II. Modular Arrangement

(31) Referring now to FIGS. 2 and 3 (and referring back to FIG. 1), the urea production process may be a modularized process, with process steps 101 to 102 comprising purification module 100, steps 201 to 202 comprising reforming module 200, steps 301 to 303 comprising shift conversion module 300, steps 401 to 405 comprising the ammonia module 400, and steps 501 to 502 comprising a urea conversion module 500. In FIGS. 2 and 3, the various pieces of process equipment associated with each module have been mapped to the corresponding process steps of FIG. 1.

(32) The purification module 100, reforming module 200, shift conversion module 300, ammonia module 400, and urea conversion module 500 may be arranged for turn-key operation preferably on a concrete pad (if a semi-permanent installation is required) or on standard 48-foot flatbed trailers T, respectively.
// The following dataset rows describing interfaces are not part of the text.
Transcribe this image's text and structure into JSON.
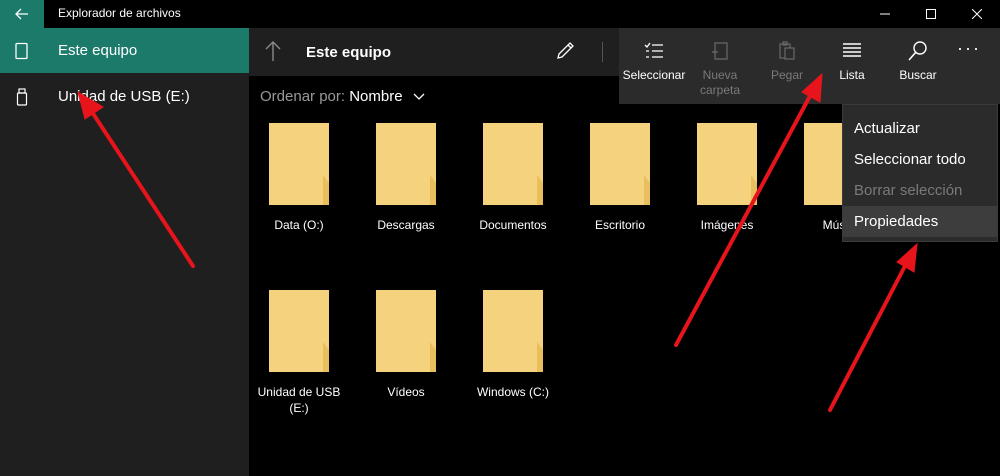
{
  "window": {
    "title": "Explorador de archivos",
    "controls": [
      "minimize",
      "maximize",
      "close"
    ]
  },
  "sidebar": {
    "items": [
      {
        "label": "Este equipo",
        "icon": "device-icon",
        "active": true
      },
      {
        "label": "Unidad de USB (E:)",
        "icon": "usb-drive-icon",
        "active": false
      }
    ]
  },
  "toolbar": {
    "location": "Este equipo",
    "commands": [
      {
        "label": "Seleccionar",
        "icon": "select-checklist-icon",
        "enabled": true
      },
      {
        "label": "Nueva carpeta",
        "icon": "new-folder-icon",
        "enabled": false
      },
      {
        "label": "Pegar",
        "icon": "paste-icon",
        "enabled": false
      },
      {
        "label": "Lista",
        "icon": "list-view-icon",
        "enabled": true
      },
      {
        "label": "Buscar",
        "icon": "search-icon",
        "enabled": true
      }
    ],
    "more_label": "···"
  },
  "sort": {
    "label": "Ordenar por:",
    "value": "Nombre"
  },
  "items": [
    {
      "name": "Data (O:)"
    },
    {
      "name": "Descargas"
    },
    {
      "name": "Documentos"
    },
    {
      "name": "Escritorio"
    },
    {
      "name": "Imágenes"
    },
    {
      "name": "Mús"
    },
    {
      "name": "Unidad de USB (E:)"
    },
    {
      "name": "Vídeos"
    },
    {
      "name": "Windows (C:)"
    }
  ],
  "context_menu": {
    "items": [
      {
        "label": "Actualizar",
        "enabled": true
      },
      {
        "label": "Seleccionar todo",
        "enabled": true
      },
      {
        "label": "Borrar selección",
        "enabled": false
      },
      {
        "label": "Propiedades",
        "enabled": true,
        "highlighted": true
      }
    ]
  },
  "colors": {
    "accent": "#1b7a69",
    "folder": "#f5d37e",
    "annotation_arrow": "#e8141b"
  }
}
If a smaller size flatbed trailer is used, it may be necessary to divide the individual component parts of the module 100, 200, 300, 400, or 500 into two or more flatbed trailers with appropriate connections being provided.

(33) Each module 100, 200, 300, 400, and 500 is preferably skid-mounted for ease of offloading to a remote site. A portable power plant P may be provided to power one or more of the modules 100, 200, 300, 400, 500. Although the process flow and interconnections between various components are not shown in FIGS. 2 and 3 (as well as in FIGS. 4 to 7), a person of ordinary skill in the art would recognize the flow pattern and the types of connections required for various process components.

(34) Referring now to FIGS. 6 to 7, an alternate preferred embodiment of urea conversion module 500 is shown which may be arranged so as to fit within the footprint of a standard 48-foot flatbed trailer T (or concrete pad). Similar to FIGS. 2 to 5 above, the various pieces of equipment associated with the urea conversion module 500 have been mapped to the corresponding process steps of FIG. 1.

(35) While a modular system and method for urea production has been described with a certain degree of particularity, many changes may be made in the details of construction and the arrangement of components and steps without departing from the spirit and scope of this disclosure. A system and method according to this disclosure, therefore, is limited only by the scope of the attached claims, including the full range of equivalency to which each element thereof is entitled.